Friends, while my time at the arcade has temporarily come to an end, thanks to the threat of the coronavirus, I can assure that one of the most popular classic games is still 1981’s Donkey Kong. Pac-Man might actually be the most popular title at Arkadia – thanks in no small part to the fact that it is a little simpler and easier to pick up in regards to gameplay. But Donkey Kong almost always has a Player stepping up and trying to guide Jumpman (Mario) safely through the various threats of the construction site where Donkey Kong has managed to abscond with the poor Lady (Pauline) – or vice versa in the case of Donkey Kong: Pauline Edition.

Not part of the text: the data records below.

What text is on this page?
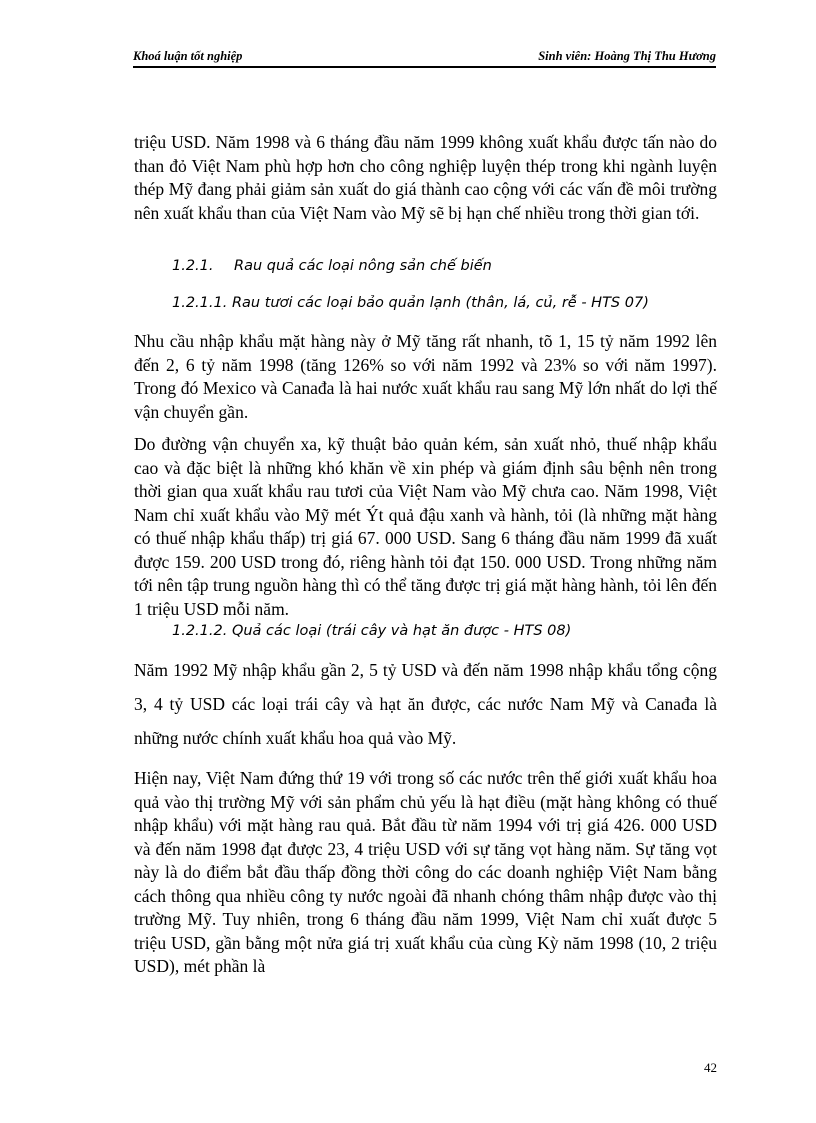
Khoá luận tốt nghiệp	Sinh viên: Hoàng Thị Thu Hương

triệu USD. Năm 1998 và 6 tháng đầu năm 1999 không xuất khẩu được tấn nào do than đỏ Việt Nam phù hợp hơn cho công nghiệp luyện thép trong khi ngành luyện thép Mỹ đang phải giảm sản xuất do giá thành cao cộng với các vấn đề môi trường nên xuất khẩu than của Việt Nam vào Mỹ sẽ bị hạn chế nhiều trong thời gian tới.

1.2.1. Rau quả các loại nông sản chế biến

1.2.1.1. Rau tươi các loại bảo quản lạnh (thân, lá, củ, rễ - HTS 07)

Nhu cầu nhập khẩu mặt hàng này ở Mỹ tăng rất nhanh, tõ 1, 15 tỷ năm 1992 lên đến 2, 6 tỷ năm 1998 (tăng 126% so với năm 1992 và 23% so với năm 1997). Trong đó Mexico và Canađa là hai nước xuất khẩu rau sang Mỹ lớn nhất do lợi thế vận chuyển gần.

Do đường vận chuyển xa, kỹ thuật bảo quản kém, sản xuất nhỏ, thuế nhập khẩu cao và đặc biệt là những khó khăn về xin phép và giám định sâu bệnh nên trong thời gian qua xuất khẩu rau tươi của Việt Nam vào Mỹ chưa cao. Năm 1998, Việt Nam chỉ xuất khẩu vào Mỹ mét Ýt quả đậu xanh và hành, tỏi (là những mặt hàng có thuế nhập khẩu thấp) trị giá 67. 000 USD. Sang 6 tháng đầu năm 1999 đã xuất được 159. 200 USD trong đó, riêng hành tỏi đạt 150. 000 USD. Trong những năm tới nên tập trung nguồn hàng thì có thể tăng được trị giá mặt hàng hành, tỏi lên đến 1 triệu USD mỗi năm.

1.2.1.2. Quả các loại (trái cây và hạt ăn được - HTS 08)

Năm 1992 Mỹ nhập khẩu gần 2, 5 tỷ USD và đến năm 1998 nhập khẩu tổng cộng 3, 4 tỷ USD các loại trái cây và hạt ăn được, các nước Nam Mỹ và Canađa là những nước chính xuất khẩu hoa quả vào Mỹ.

Hiện nay, Việt Nam đứng thứ 19 với trong số các nước trên thế giới xuất khẩu hoa quả vào thị trường Mỹ với sản phẩm chủ yếu là hạt điều (mặt hàng không có thuế nhập khẩu) với mặt hàng rau quả. Bắt đầu từ năm 1994 với trị giá 426. 000 USD và đến năm 1998 đạt được 23, 4 triệu USD với sự tăng vọt hàng năm. Sự tăng vọt này là do điểm bắt đầu thấp đồng thời công do các doanh nghiệp Việt Nam bằng cách thông qua nhiều công ty nước ngoài đã nhanh chóng thâm nhập được vào thị trường Mỹ. Tuy nhiên, trong 6 tháng đầu năm 1999, Việt Nam chỉ xuất được 5 triệu USD, gần bằng một nửa giá trị xuất khẩu của cùng Kỳ năm 1998 (10, 2 triệu USD), mét phần là

42
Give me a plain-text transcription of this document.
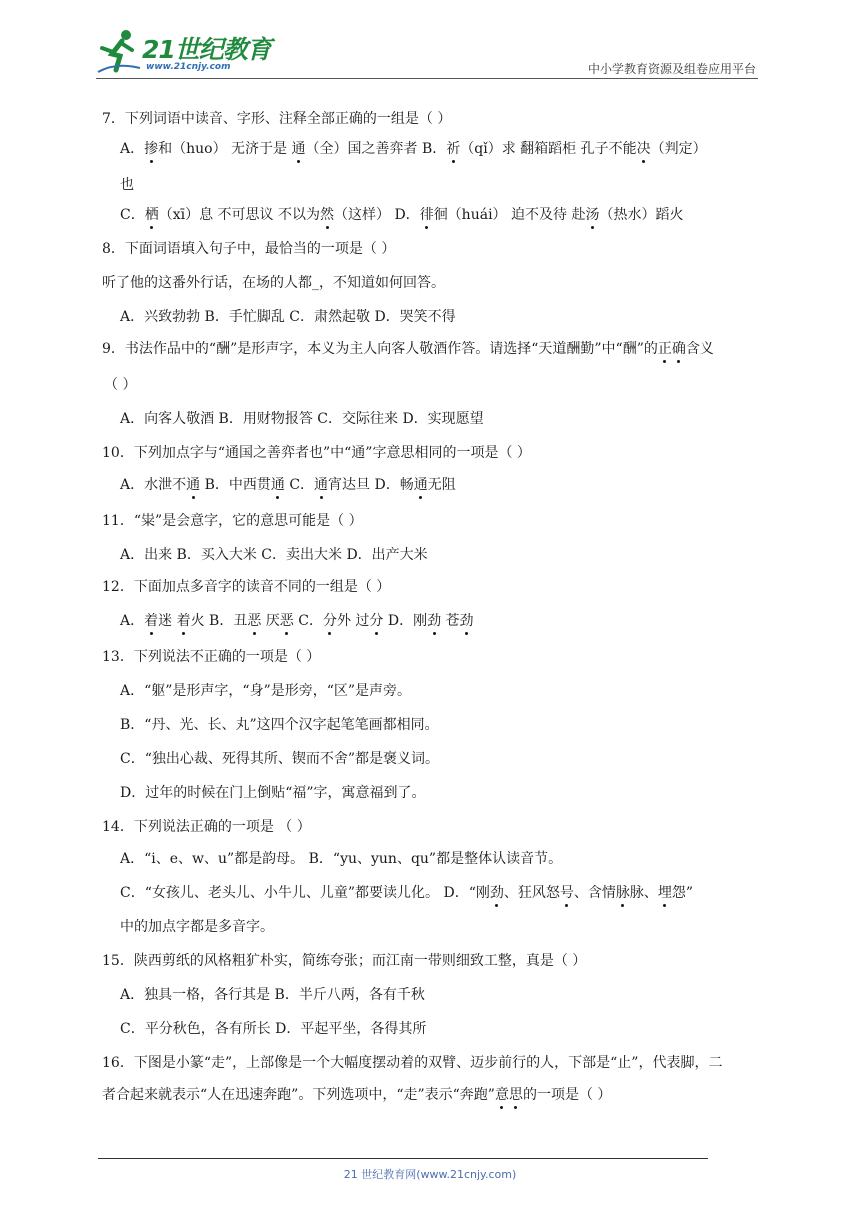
21世纪教育
www.21cnjy.com	中小学教育资源及组卷应用平台
7．下列词语中读音、字形、注释全部正确的一组是（ ）
A．掺和（huo） 无济于是 通（全）国之善弈者 B．祈（qǐ）求 翻箱蹈柜 孔子不能决（判定）
也
C．栖（xī）息 不可思议 不以为然（这样） D．徘徊（huái） 迫不及待 赴汤（热水）蹈火
8．下面词语填入句子中，最恰当的一项是（ ）
听了他的这番外行话，在场的人都_，不知道如何回答。
A．兴致勃勃 B．手忙脚乱 C．肃然起敬 D．哭笑不得
9．书法作品中的“酬”是形声字，本义为主人向客人敬酒作答。请选择“天道酬勤”中“酬”的正确含义
（ ）
A．向客人敬酒 B．用财物报答 C．交际往来 D．实现愿望
10．下列加点字与“通国之善弈者也”中“通”字意思相同的一项是（ ）
A．水泄不通 B．中西贯通 C．通宵达旦 D．畅通无阻
11．“粜”是会意字，它的意思可能是（ ）
A．出来 B．买入大米 C．卖出大米 D．出产大米
12．下面加点多音字的读音不同的一组是（ ）
A．着迷 着火 B．丑恶 厌恶 C．分外 过分 D．刚劲 苍劲
13．下列说法不正确的一项是（ ）
A．“躯”是形声字，“身”是形旁，“区”是声旁。
B．“丹、光、长、丸”这四个汉字起笔笔画都相同。
C．“独出心裁、死得其所、锲而不舍”都是褒义词。
D．过年的时候在门上倒贴“福”字，寓意福到了。
14．下列说法正确的一项是 （ ）
A．“i、e、w、u”都是韵母。 B．“yu、yun、qu”都是整体认读音节。
C．“女孩儿、老头儿、小牛儿、儿童”都要读儿化。 D．“刚劲、狂风怒号、含情脉脉、埋怨”
中的加点字都是多音字。
15．陕西剪纸的风格粗犷朴实，简练夸张；而江南一带则细致工整，真是（ ）
A．独具一格，各行其是 B．半斤八两，各有千秋
C．平分秋色，各有所长 D．平起平坐，各得其所
16．下图是小篆“走”，上部像是一个大幅度摆动着的双臂、迈步前行的人，下部是“止”，代表脚，二
者合起来就表示“人在迅速奔跑”。下列选项中，“走”表示“奔跑”意思的一项是（ ）
21 世纪教育网(www.21cnjy.com)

If I am being completely honest, it was Donkey Kong that was my go-to game back in the day if given the option between the two – however I really began to appreciate the strategy needed in Pac-Man as an early adult. Although I would most assuredly be lying if I said I’ve ever been proficient enough to be considered good at either of the classic games. However in my eight years as an employee of the arcade – I can tell you that we’ve been lucky enough to see the kill screen on both titles. In fact I recall Shea Mathis, the owner and manager of Arkadia, once shared a live feed of a Player reaching the kill screen on Donkey Kong – you might even still be able to see it on the Instagram account for the arcade.
As I mentioned on the Diary of An Arcade Employee podcast when covering Nintendo’s extremely popular arcade game – Donkey Kong is not an easy game in the least – but it is still fun even when you keep getting creamed by a barrel, fireball, or spring. The question is… how do you make Donkey Kong even MORE fun? The answer to that question is you combine perler beads and stop motion animation to re-create three of the four stages from the video game!